2019 Olympic Revenge, 2
Tags: number theory , perfect square , prime number , my 100th post
Prove that there exist infinitely many positive integers $n$ such that the greatest prime divisor of $n^2+1$ is less than $n \cdot \pi^{-2019}.$

2002 Korea Junior Math Olympiad, 2
Tags: prime number , number theory
Find all prime number $p$ such that $p^{2002}+2003^{p-1}-1$ is a multiple of $2003p$.

2020 AMC 12/AHSME, 4
Tags: prime number
The acute angles of a right triangle are $a^{\circ}$ and $b^{\circ}$, where $a>b$ and both $a$ and $b$ are prime numbers. What is the least possible value of $b$? $\textbf{(A) }2\qquad\textbf{(B) }3\qquad\textbf{(C) }5\qquad\textbf{(D) }7\qquad\textbf{(E) }11$

2007 Moldova Team Selection Test, 4
Tags: number theory , prime number
Show that there are infinitely many prime numbers $p$ having the following property: there exists a natural number $n$, not dividing $p-1$, such that $p|n!+1$.

2024 Thailand TSTST, 4
Tags: number theory , prime number
The sequence $(a_n)_{n\in\mathbb{N}}$ is defined by $a_1=3$ and $$a_n=a_1a_2\cdots a_{n-1}-1$$ Show that there exist infinitely many prime number that divide at least one number in this sequences

2016 Postal Coaching, 4
Tags: number theory , diophantine equation , prime number
Find all triplets $(x, y, p)$ of positive integers such that $p$ is a prime number and $\frac{xy^3}{x+y}=p.$

1973 USAMO, 5
Tags: 3d geometry , prime number , arithmetic sequence , number theory , geometry
Show that the cube roots of three distinct prime numbers cannot be three terms (not necessarily consecutive) of an arithmetic progression.

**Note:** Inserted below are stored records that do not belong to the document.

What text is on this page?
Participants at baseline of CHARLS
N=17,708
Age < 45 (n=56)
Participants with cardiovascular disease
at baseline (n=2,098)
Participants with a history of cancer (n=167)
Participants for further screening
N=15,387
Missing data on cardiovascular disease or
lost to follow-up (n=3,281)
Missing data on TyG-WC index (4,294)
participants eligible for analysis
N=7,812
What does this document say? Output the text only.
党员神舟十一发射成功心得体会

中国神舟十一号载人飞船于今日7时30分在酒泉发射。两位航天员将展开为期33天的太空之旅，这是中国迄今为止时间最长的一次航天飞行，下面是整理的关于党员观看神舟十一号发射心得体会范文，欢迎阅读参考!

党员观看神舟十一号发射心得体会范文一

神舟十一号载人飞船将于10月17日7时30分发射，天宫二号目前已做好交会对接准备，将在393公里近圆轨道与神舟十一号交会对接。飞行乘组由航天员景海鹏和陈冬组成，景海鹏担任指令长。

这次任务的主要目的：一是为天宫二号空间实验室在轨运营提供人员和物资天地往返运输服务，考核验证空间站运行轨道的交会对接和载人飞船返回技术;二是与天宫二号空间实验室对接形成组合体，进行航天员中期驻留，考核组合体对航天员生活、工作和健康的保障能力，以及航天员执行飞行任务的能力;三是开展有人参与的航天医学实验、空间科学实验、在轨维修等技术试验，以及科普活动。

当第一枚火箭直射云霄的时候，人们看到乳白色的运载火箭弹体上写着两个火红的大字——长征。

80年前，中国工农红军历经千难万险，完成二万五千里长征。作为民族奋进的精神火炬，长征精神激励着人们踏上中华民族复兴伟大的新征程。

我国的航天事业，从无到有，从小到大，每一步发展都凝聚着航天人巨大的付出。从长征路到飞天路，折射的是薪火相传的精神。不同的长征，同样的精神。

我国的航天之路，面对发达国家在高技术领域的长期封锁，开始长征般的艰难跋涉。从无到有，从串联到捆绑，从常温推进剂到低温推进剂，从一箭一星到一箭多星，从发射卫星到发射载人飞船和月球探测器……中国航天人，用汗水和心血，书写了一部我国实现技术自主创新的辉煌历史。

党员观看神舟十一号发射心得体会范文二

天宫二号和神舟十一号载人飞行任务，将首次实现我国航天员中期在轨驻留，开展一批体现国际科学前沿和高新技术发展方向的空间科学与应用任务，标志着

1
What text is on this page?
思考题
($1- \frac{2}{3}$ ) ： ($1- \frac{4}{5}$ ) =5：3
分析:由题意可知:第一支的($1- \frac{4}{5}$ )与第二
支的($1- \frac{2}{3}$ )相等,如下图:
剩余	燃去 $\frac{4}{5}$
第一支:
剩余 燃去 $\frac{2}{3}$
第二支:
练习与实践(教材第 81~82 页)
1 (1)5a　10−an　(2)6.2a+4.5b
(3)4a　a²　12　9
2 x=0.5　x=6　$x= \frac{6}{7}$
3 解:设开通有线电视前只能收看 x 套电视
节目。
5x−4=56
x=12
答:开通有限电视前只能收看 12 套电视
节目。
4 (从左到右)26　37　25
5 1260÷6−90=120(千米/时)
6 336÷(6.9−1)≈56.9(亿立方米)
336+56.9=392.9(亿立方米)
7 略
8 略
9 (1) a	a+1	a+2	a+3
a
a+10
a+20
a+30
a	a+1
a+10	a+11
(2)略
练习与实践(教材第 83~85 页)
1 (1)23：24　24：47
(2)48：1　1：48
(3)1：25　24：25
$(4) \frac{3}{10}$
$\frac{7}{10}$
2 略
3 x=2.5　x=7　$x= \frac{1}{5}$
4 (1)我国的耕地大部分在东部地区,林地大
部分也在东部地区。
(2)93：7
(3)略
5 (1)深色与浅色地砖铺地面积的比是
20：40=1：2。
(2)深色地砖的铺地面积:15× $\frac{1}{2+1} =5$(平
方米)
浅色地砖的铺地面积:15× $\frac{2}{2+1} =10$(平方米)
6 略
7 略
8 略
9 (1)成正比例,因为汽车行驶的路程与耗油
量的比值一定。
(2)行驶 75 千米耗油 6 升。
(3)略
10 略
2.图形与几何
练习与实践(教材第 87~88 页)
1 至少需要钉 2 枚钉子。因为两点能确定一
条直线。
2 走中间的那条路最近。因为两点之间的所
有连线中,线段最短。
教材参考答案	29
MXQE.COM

2024 Girls in Mathematics Tournament, 4
Tags: prime number , algebra , number theory
Find all the positive integers $a,b,c$ such that $3ab= 2c^2$ and $a^3+b^3+c^3$ is the double of a prime number.

2016 IFYM, Sozopol, 2
Tags: prime number , algebra
Let $p$ be a prime number and the decimal notation of $\frac{1}{p}$ is periodical with a length of the period $4k$, $\frac{1}{p}=0,a_1 a_2…a_{4k} a_1 a_2…a_{4k}…$ .Prove that $a_1+a_3+...+a_{4k-1}=a_2+a_4+...+a_{4k}$.

2016 IFYM, Sozopol, 2
Tags: polynomial , prime number , algebra , number theory
We are given a polynomial $f(x)=x^6-11x^4+36x^2-36$. Prove that for an arbitrary prime number $p$, $f(x)\equiv 0\pmod{p}$ has a solution.